タンパク質や脂肪、炭水化物をそれぞれ消化する酵素が入っていて、胃もたれを防いでくれる。
いつも胃の調子が悪い場合 → 「粘膜保護薬」
胃に粘液の分泌を促す作用があり、胃粘膜を胃酸などから保護してくれる。
また、漢方がベースの胃薬は配合される薬草の種類によって効果を生み出すことが可能です。様々な種類の生薬を組み合わせることで、胃痛から胃もたれといった症状に効果を発揮します。
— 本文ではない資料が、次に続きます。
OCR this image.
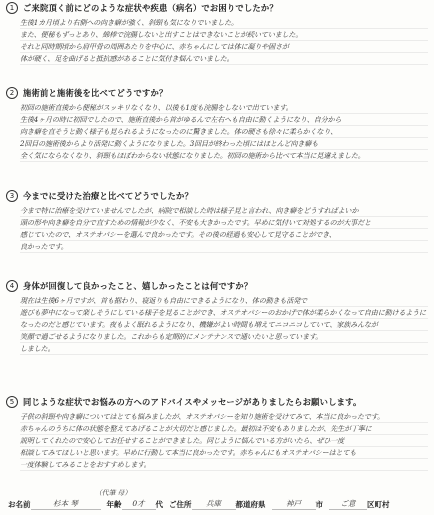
1	ご来院頂く前にどのような症状や疾患（病名）でお困りでしたか？
生後1カ月頃より右側への向き癖が強く、斜頸も気になりでいました。
また、便秘もずっとあり、綿棒で浣腸しないと出すことはできないことが続いていました。
それと同時期頃から肩甲骨の周囲あたりを中心に、赤ちゃんにしては体に凝りや固さが
体が硬く、足を曲げると抵抗感があることに気付き悩んでいました。
2	施術前と施術後を比べてどうですか？
初回の施術直後から便秘がスッキリなくなり、以後も1度も浣腸をしないで出ています。
生後4ヶ月の時に初回でしたので、施術直後から首がゆるんで左右へも自由に動くようになり、自分から
向き癖を直そうと動く様子も見られるようになったのに驚きました。体の硬さも徐々に柔らかくなり、
2回目の施術後からより活発に動くようになりました。3回目が終わった頃にはほとんど向き癖も
全く気にならなくなり、斜頸もほぼわからない状態になりました。初回の施術から比べて本当に見違えました。
3	今までに受けた治療と比べてどうでしたか？
今まで特に治療を受けていませんでしたが、病院で相談した時は様子見と言われ、向き癖をどうすればよいか
頭の形や向き癖を自分で直すための情報が少なく、不安も大きかったです。早めに気付いて対処するのが大事だと
感じていたので、オステオパシーを選んで良かったです。その後の経過も安心して見守ることができ、
良かったです。
4	身体が回復して良かったこと、嬉しかったことは何ですか？
現在は生後6ヶ月ですが、首も据わり、寝返りも自由にできるようになり、体の動きも活発で
遊びも夢中になって楽しそうにしている様子を見ることができ、オステオパシーのおかげで体が柔らかくなって自由に動けるように
なったのだと感じています。夜もよく眠れるようになり、機嫌がよい時間も増えてニコニコしていて、家族みんなが
笑顔で過ごせるようになりました。これからも定期的にメンテナンスで通いたいと思っています。
しました。
5	同じような症状でお悩みの方へのアドバイスやメッセージがありましたらお願いします。
子供の斜頸や向き癖についてはとても悩みましたが、オステオパシーを知り施術を受けてみて、本当に良かったです。
赤ちゃんのうちに体の状態を整えてあげることが大切だと感じました。最初は不安もありましたが、先生が丁寧に
説明してくれたので安心してお任せすることができました。同じように悩んでいる方がいたら、ぜひ一度
相談してみてほしいと思います。早めに行動して本当に良かったです。赤ちゃんにもオステオパシーはとても
一度体験してみることをおすすめします。
（代筆 母）
お名前	杉本 琴	年齢	0才	代 ご住所	兵庫	都道府県	神戸	市	ご意	区町村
胃薬を効果的に使うためにも、自分の症状をしっかり把握しましょう!

薬のプロ〜薬剤師さんに聞いてみよう


今週の薬剤師 安部好弘さん

Q1
胃薬を飲むタイミングは?
A:代表的な例を挙げると、漢方成分を中心とした製剤などは食前食間の空腹時に服用することが一般的です。
消化酵素薬などは、食後に服用することが目安になります。このような一般的な薬の飲み方については、薬の外箱や説明書に記載があるので、手持ちの薬を飲む場合は参考にして下さい。
薬の選択や飲み方に迷ったら、近くの薬剤師に状況を報告して相談して下さい。例えば胃が痛いということであれば、食べ過ぎて痛いのか、それともストレスで痛いのか、同じ痛みでも改善する薬は違ってくるので、状況を充分に薬剤師に伝えることが上手な薬の選び方です。

Q2
お酒を飲み過ぎた翌日、胃のむかつきと頭痛が同時に起きた場合、胃薬と頭痛薬を一緒に飲んでもいいの?
A:胃がむかむかする症状には、健胃作用のある生薬成分や胃粘膜保護作用がある成分に効果が期待できます。
頭痛に関してですが、アルコールで肝臓が疲れている状態で鎮痛剤を飲むことはおすすめできません。対処方法としては、電解質を含んだスポーツドリンクや、糖分、特に果糖という成分を含んだリンゴジュースやグレープフルーツジュースなどのフルーツジュースを飲んで、アルコールを体外に排出しましょう。

Q3
胃薬を飲んでも、胃痛や胃のもたれが治まらない。そんな時には、胃薬を続けて飲んでもいいの?
A:一般用医薬品は、消費者が自分の判断で飲むことを前提にしているので、安全性については充分な配慮がされています。
しかし、倍の量を飲んだり、薬の飲み方を自分で勝手に変えてしまったりということは絶対にやめて頂かなければなりません。
さらにもう一袋飲みたいという場合は、もしかすると薬そのものが症状に合っていなかったり、薬が効き始める前に薬の効果を判断していることがあります。一定期間、薬を服用しても効果がない場合には、医師に相談しましょう。